The study estimated the coverage of 11 childhood vaccines in 204 countries and territories between 1980 and 2023, analyzing over 1,000 data sources from around the world.
It found that although globally there were huge strides made in vaccine coverage for children during that period (vaccine coverage against diseases like measles, polio and pertussis more than doubled), progress started stalling, even before the COVID-19 pandemic.

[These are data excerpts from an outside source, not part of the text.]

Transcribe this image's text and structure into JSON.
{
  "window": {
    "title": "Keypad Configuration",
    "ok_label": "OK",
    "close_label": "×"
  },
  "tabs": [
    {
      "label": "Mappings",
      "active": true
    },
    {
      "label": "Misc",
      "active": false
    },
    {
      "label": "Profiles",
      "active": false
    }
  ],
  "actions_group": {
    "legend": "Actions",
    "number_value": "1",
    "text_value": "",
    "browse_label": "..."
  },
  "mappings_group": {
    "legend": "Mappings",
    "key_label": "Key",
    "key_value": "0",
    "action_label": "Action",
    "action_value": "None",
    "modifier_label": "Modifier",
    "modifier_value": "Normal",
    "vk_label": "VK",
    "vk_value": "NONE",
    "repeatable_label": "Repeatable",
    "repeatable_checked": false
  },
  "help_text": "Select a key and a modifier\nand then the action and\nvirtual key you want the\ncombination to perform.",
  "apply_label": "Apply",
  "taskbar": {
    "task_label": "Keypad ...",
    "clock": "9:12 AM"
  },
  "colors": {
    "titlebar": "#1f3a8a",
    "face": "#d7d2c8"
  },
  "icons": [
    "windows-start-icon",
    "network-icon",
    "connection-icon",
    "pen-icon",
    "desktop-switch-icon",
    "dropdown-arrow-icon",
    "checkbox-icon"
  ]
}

"Particularly in the Americas and high-income countries, between 2010 and 2019, measles vaccine coverage declined in about half the countries," said Dr. Jonathan Mosser, an assistant professor of health metric sciences at the Institute for Health Metrics and Evaluation at the University of Washington and one of the co-authors of the study.
The pandemic dealt a heavy blow to vaccination rates, with more than 15 million children globally missing routine shots between 2020 and 2023, Mosser said.
The world never fully rebounded to pre-pandemic childhood vaccination levels, he said.
"The pandemic reversed decades of progress that we had in reducing the number of zero-dose children, those children that have never received one of these key childhood vaccines."
The pandemic had an outsized impact on regions that already had low vaccine coverage before COVID-19, Mosser said.
Countries in sub-Saharan Africa saw the greatest disruption to vaccine coverage: five to seven million children in the region are estimated to have missed vaccines protecting them against diseases like polio, pneumococcal disease and rotavirus.
"We have challenges related to really long-standing global inequalities and vaccination coverage with many low- and middle-income countries having significantly lower coverage than high-income countries," Mosser said.
Why vaccination rates have started stalling varies from country to country, he added.
"In some places around the world, they're related to geopolitical instability, they're related to supply chain issues. In many high-income countries, they're related to vaccine misinformation and hesitancy," he said.
In Canada, Mosser said, vaccine coverage for most shots has dropped compared to the early 2000s. Uptake for some vaccines have fallen over time, like the shot that protects against diphtheria, tetanus and pertussis. Recently there's been some increases in uptake for other jabs – like the first dose of the measles, mumps and rubella (MMR) vaccine — but the modest increase isn't enough to prevent outbreaks.
For instance, Mosser said, vaccination rates for measles in 2023 — 92 per cent for one dose of the MMR and 79 per cent for two doses of the MMR — are well below the threshold needed for herd immunity, which is 95 per cent.